The bid is capped at €110m for cash settlements. If demand exceeds that cap, shares will be scaled back on an equitable basis. Shareholders can also elect to receive preference shares redeemable at up to €1.50 apiece, with built-in downside protection and exposure to MAS’s net asset value growth.

This comes after Hyprop terminated its own offer, citing the MAS board’s refusal to provide access to joint venture agreements that cover nearly half the group’s net assets. Hyprop criticised what they described as a lack of transparency and raised concern over MAS’s governance and liquidity position.

In response, Prime Kapital has pledged to support the appointment of independent directors to the MAS board, prioritise distributions over new investments, and refrain from buying more MAS shares if its stake exceeds 50%. It also reiterated that it had no intention to delist MAS, aiming instead to stabilise and grow the business.

“We are very pleased to be able to finalise our offer now that we’ve secured €230m in funding. This puts us in a strong position to provide shareholders with an attractive cash price and high cash cover,” said Prime Kapital CEO Martin Slabbert.

PKI has hinted at a potential €120m special dividend from the MAS development joint venture, a move that could resume dividend payouts as early as September.

After Hyprop’s sudden withdrawal last week, Naeem Tilly, portfolio manager and head of research at Sesfikile Capital, one of the biggest shareholders in MAS, told Business Day that the development joint venture (DJV) agreements contained sensitive terms that had not been disclosed to shareholders.
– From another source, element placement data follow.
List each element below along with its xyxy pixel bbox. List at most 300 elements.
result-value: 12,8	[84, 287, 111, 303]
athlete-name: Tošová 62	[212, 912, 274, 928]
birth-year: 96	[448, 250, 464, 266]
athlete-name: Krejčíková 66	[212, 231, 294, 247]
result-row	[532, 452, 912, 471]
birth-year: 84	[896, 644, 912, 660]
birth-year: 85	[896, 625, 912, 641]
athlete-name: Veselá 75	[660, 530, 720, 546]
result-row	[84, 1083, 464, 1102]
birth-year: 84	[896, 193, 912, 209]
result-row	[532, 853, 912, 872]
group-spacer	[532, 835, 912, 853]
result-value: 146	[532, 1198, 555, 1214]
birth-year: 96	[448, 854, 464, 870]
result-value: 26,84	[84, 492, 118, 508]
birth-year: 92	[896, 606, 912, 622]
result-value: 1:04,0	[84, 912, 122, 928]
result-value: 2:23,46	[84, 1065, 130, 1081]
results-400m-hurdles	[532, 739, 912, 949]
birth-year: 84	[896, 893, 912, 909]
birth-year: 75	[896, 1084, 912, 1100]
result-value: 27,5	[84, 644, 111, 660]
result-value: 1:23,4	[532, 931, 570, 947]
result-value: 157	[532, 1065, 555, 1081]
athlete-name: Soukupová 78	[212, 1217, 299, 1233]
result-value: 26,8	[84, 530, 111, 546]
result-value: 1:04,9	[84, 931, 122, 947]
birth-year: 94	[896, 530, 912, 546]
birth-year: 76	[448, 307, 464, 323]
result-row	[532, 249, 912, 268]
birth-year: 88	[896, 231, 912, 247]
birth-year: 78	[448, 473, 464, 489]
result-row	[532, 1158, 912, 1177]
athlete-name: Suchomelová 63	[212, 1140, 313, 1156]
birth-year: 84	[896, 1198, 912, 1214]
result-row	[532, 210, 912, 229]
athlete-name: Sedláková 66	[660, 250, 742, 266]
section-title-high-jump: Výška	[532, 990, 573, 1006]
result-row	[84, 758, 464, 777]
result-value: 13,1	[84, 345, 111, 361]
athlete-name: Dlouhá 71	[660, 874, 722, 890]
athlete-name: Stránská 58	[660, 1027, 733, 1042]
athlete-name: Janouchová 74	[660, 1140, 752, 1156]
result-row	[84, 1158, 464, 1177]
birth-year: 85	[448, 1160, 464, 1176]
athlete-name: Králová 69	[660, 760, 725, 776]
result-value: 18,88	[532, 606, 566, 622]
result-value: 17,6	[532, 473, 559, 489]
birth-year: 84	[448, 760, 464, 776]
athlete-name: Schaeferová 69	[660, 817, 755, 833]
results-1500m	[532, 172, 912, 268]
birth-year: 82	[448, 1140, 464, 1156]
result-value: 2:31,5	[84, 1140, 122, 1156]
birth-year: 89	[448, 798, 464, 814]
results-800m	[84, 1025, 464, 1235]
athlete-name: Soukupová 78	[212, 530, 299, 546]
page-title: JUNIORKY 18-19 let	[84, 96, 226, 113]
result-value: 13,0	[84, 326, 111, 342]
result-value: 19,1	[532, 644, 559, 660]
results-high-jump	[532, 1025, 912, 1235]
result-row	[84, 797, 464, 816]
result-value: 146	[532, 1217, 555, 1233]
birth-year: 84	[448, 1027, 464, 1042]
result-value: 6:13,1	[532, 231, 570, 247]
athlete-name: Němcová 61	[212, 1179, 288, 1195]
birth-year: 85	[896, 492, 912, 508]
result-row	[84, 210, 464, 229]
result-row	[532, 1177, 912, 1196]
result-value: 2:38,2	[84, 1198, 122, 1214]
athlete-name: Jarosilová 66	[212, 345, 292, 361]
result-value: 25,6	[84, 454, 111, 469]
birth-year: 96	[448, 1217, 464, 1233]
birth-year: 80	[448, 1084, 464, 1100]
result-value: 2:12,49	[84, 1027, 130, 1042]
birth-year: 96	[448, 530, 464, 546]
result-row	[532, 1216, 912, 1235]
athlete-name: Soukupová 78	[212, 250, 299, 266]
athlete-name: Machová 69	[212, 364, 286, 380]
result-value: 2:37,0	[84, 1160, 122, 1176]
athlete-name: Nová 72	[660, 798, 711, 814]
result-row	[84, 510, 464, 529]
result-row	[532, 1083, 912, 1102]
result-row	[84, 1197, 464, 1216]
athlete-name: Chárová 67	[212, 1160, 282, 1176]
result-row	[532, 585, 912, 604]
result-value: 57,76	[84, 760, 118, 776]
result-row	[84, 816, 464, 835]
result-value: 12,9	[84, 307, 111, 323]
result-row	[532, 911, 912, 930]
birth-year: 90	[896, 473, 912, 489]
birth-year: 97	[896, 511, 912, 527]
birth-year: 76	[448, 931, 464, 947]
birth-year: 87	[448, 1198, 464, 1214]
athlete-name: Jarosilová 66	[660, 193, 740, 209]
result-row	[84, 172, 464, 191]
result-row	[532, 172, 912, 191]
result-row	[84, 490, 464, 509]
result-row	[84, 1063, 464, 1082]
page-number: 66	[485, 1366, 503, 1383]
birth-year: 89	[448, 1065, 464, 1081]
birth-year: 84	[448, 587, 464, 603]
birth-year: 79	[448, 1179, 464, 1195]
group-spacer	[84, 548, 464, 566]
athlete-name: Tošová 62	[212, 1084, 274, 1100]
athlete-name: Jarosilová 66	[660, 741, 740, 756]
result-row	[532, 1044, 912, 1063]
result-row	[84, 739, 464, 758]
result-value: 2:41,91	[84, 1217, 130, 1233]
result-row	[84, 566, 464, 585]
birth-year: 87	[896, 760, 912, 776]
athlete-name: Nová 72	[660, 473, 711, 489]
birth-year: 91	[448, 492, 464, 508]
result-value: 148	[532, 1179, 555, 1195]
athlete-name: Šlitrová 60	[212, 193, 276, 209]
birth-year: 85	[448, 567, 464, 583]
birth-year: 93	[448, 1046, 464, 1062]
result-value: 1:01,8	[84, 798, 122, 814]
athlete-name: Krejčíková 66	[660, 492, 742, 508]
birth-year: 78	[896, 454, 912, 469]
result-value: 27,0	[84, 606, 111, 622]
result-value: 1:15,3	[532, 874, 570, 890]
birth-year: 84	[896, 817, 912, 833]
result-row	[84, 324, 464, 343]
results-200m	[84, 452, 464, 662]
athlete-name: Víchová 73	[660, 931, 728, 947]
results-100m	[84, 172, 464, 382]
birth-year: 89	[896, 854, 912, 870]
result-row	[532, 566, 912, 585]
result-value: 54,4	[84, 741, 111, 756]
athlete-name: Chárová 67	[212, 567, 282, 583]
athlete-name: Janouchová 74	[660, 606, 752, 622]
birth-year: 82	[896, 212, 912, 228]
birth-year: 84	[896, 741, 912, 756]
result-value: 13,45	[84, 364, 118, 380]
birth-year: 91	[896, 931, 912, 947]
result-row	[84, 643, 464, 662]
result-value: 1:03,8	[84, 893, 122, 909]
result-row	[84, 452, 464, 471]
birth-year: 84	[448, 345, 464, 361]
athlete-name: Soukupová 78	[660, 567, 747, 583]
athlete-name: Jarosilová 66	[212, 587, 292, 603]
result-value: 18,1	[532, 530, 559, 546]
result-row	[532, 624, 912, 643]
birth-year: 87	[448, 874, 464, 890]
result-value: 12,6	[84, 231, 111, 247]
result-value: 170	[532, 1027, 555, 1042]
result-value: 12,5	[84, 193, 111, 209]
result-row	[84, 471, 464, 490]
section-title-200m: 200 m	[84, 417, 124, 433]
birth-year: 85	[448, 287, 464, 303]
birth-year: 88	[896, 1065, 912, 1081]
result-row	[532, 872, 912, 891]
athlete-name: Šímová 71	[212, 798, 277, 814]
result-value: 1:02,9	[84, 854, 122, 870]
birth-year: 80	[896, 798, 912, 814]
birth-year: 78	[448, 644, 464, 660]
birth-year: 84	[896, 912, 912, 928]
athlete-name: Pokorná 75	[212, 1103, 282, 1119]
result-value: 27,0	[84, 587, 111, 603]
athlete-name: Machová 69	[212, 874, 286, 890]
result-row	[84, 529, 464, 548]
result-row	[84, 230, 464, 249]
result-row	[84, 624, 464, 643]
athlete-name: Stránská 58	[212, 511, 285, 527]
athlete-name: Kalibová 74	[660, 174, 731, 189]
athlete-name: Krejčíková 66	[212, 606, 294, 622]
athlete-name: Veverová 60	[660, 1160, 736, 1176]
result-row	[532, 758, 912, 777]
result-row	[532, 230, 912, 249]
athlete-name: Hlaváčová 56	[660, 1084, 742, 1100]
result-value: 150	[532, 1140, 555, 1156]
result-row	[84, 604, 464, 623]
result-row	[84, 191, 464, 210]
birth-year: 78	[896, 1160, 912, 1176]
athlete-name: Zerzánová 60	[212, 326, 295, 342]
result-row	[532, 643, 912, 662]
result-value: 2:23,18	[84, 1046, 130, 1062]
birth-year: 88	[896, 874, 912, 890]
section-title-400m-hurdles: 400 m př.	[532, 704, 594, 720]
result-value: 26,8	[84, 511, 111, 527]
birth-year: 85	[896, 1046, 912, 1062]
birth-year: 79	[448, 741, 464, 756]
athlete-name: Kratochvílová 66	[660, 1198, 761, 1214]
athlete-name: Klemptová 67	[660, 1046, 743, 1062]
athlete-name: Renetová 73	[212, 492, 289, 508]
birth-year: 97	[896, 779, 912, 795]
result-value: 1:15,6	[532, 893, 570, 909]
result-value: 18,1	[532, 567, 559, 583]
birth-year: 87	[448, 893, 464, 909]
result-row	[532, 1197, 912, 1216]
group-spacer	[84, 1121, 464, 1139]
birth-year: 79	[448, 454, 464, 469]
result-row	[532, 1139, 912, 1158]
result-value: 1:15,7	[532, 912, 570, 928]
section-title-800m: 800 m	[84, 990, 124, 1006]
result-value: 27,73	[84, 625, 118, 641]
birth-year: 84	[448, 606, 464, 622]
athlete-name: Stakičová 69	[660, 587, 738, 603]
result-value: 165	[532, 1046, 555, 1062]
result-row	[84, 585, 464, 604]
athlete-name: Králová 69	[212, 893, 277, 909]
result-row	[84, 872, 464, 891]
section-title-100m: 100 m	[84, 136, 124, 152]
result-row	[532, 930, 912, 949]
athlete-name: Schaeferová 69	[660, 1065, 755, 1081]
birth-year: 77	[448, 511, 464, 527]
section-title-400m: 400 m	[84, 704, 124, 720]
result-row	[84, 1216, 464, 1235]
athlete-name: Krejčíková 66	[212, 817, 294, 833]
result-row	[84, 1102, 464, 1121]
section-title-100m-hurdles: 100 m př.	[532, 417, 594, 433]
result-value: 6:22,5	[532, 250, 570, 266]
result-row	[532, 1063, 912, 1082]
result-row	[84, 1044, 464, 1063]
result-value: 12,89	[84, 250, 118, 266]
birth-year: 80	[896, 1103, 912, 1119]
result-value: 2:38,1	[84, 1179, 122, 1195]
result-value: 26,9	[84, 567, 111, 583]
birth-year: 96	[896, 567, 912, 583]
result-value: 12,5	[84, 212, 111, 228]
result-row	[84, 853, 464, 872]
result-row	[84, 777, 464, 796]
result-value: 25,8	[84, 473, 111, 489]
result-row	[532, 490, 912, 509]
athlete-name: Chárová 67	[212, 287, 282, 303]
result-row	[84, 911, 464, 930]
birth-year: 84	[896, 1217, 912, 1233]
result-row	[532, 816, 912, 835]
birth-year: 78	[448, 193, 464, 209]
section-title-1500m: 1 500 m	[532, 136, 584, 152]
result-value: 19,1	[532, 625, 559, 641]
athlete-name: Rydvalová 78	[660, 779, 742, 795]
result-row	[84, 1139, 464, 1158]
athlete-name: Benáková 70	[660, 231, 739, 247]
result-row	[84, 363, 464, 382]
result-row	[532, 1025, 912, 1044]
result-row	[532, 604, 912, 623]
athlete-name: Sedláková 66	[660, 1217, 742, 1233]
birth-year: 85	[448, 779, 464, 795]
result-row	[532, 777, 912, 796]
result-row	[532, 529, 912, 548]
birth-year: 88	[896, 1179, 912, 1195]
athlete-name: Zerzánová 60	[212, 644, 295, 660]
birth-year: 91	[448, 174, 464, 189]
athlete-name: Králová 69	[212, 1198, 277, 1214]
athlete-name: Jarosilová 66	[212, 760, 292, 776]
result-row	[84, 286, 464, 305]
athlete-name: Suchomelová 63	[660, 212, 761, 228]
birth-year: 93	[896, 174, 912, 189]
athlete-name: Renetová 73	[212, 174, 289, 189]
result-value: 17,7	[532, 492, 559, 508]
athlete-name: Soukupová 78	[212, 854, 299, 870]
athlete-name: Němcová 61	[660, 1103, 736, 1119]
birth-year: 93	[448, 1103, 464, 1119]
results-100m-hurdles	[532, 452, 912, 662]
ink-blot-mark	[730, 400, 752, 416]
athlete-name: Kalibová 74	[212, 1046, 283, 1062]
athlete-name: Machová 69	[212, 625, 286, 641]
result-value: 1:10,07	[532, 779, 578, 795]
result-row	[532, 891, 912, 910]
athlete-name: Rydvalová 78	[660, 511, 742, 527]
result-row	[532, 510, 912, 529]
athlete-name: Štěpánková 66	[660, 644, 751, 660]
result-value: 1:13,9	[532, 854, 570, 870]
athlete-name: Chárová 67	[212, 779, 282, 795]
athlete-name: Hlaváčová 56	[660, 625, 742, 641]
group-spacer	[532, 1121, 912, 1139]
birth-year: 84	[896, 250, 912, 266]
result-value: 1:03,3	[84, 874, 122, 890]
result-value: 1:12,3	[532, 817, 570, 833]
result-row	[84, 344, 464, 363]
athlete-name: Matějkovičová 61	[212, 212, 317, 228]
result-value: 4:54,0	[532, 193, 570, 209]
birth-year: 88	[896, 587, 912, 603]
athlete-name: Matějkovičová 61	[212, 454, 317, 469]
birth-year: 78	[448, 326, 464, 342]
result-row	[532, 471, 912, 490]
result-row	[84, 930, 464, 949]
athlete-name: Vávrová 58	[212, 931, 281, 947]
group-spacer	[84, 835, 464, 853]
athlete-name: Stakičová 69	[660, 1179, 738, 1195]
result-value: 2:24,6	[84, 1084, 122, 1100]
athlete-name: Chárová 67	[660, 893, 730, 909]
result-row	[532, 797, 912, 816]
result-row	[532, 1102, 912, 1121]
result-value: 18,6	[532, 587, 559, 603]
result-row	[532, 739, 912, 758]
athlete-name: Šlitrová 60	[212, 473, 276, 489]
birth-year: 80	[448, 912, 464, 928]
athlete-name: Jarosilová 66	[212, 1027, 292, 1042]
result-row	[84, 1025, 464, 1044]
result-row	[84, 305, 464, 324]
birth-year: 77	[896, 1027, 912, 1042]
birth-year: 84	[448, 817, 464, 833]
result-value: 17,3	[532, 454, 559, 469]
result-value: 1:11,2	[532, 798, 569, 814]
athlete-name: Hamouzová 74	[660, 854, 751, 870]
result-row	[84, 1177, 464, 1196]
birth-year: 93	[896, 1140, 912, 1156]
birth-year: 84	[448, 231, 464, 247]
One of the key issues was a development margin fee payable to Prime Kapital. “Without access to the full agreement, Hyprop chose not to proceed,” Tilly said. “That document was essential to assess the risks for shareholders.”

In July’s SA listed property review, Golden Section Capital said that the refusal to permit standard due diligence on the single most contentious issue in the company would be a fatal obstacle in any merger and acquisition process.

“It suggests that the terms are either more onerous than disclosed or Prime Kapital, which already holds 60% of the equity in the DJV, was simply unwilling to have its control diluted,” the review said.

Regional property consultant at eXp SA Kura Chihota said: “The deal was never a matter of life or death for Hyprop, whereas for the principals of Prime Kapital, it represents a far more significant and personal stake.”

Update: August 4 2025

This story has new information and comment.